Basically, the principle of gecko adhesion is known. It is based on many thin hair-like structures with varying diamteres which provide a better adherence than thick structures. "Imagine a brush, whose bristles branch out downwards getting thinner and thinner," explains Tobias Kraus, Head of the Junior Research Group "Structure Formation at Small Scales". "With their rough bristles, they sweep off big stones. In order to remove fine dust or sand, they sweep with less pressure so that the fine bristles catch the dust," says Kraus. And the same applies to the gecko: The animal uses fine fibrils for fine unevenness and rough fibrils for rough unevenness.
"At the present state of the art, it is no longer a problem to fabricate structures with only one 'fibril size'," says Arzt. For this purpose, the scientists use a molding technique. A liquid polymer is filled into a template of the "fibrils", where it hardens. The finished cast is then removed from the template. The result is a surface on which "fibrils" of the same size are arranged regularly.

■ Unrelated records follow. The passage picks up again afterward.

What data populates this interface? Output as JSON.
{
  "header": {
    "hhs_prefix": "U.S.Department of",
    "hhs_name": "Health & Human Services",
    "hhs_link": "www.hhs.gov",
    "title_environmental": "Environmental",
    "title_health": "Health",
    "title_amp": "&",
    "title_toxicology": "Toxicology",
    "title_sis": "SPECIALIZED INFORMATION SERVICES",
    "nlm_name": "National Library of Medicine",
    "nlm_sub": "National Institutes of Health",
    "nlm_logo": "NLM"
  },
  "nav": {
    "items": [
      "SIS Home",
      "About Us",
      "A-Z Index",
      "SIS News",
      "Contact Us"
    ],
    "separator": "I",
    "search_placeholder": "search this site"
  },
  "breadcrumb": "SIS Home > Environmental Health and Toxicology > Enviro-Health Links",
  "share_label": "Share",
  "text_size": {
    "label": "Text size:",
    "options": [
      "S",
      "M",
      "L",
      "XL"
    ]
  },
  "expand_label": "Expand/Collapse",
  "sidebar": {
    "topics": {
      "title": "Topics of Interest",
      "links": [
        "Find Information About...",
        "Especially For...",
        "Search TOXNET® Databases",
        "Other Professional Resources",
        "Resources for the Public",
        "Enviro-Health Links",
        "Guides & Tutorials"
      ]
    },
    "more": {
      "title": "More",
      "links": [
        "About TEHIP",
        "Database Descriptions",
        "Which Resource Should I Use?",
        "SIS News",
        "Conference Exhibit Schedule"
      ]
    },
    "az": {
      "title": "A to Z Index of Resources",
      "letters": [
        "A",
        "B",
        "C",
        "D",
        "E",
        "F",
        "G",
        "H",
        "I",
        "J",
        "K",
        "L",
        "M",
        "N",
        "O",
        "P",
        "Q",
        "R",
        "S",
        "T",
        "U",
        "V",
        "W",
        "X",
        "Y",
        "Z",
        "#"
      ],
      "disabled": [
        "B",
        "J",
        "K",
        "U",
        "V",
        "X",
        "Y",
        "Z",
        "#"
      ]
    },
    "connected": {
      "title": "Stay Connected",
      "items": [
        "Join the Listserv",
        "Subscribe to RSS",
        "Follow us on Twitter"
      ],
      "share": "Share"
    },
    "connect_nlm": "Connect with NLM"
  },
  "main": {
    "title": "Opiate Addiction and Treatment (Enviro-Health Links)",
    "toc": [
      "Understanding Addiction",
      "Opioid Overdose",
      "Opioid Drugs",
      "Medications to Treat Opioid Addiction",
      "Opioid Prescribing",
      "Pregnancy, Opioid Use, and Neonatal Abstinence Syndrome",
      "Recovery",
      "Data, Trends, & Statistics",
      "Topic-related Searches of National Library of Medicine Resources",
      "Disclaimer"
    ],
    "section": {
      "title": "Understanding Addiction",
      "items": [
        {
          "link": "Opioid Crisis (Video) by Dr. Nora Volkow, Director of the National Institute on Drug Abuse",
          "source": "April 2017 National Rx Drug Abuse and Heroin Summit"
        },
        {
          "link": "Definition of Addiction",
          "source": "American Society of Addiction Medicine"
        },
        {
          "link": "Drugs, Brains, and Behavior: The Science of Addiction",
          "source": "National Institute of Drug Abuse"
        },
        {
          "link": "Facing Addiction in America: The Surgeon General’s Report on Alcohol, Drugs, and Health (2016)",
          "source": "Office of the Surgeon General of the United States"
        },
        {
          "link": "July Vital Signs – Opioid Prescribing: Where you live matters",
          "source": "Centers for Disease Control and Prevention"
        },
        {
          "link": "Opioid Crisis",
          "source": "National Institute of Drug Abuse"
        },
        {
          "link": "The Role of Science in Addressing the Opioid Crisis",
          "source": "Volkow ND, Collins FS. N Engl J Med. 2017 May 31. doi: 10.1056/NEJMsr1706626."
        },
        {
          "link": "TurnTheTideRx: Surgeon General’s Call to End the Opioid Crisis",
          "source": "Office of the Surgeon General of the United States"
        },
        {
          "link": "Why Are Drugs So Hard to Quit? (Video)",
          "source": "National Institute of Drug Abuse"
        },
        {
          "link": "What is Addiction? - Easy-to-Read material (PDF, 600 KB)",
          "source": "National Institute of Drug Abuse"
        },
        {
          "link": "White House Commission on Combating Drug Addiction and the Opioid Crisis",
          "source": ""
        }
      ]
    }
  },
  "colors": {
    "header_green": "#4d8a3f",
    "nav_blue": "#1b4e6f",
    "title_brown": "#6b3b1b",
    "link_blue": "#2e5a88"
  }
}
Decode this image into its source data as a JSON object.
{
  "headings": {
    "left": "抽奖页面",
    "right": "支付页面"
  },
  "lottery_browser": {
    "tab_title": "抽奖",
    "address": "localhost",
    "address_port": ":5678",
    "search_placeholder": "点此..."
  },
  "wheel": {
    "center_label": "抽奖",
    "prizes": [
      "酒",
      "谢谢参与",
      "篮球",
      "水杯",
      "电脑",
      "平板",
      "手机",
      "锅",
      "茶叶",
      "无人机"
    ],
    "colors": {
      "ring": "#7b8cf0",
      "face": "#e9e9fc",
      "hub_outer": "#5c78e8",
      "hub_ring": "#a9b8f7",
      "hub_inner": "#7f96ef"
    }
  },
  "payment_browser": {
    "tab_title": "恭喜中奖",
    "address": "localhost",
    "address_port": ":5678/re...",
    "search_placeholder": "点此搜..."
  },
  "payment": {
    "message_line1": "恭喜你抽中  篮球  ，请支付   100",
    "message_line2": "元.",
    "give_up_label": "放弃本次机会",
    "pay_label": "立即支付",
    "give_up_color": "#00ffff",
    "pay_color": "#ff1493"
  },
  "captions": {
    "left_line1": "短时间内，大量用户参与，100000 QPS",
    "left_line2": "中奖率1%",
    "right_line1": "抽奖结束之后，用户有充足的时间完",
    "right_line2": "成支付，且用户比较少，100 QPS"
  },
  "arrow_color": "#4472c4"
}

With a new method, the scientists also seek to fabricate a branching into even finer fibrils. "The challenge is to produce a regular and narrow-spaced structure of these finest branches in the template," says the Chemical Engineer Kraus. Layer by layer, the scientists thus receive even more branched structures, starting with the thickest bristle.
Background
The project "Adhesion Mechanisms in Micropatterned Dry Adhesives with Hierarchical Structure" is one of 14 projects promoted by Germany's largest research funding organization DFG (Deutsche Forschungsgemeinschaft) in its priority program "Biomimetic Materials Research: Functionality by Hierarchical Structuring of Materials" (SPP 1420). In this program, leading groups from Germany explore the special properties of natural materials evolving from hierarchical structures. In addition to the scientists from INM, further top-class international scientists from the USA and a Humboldt scholarship holder are involved in this project, which started in August 2011.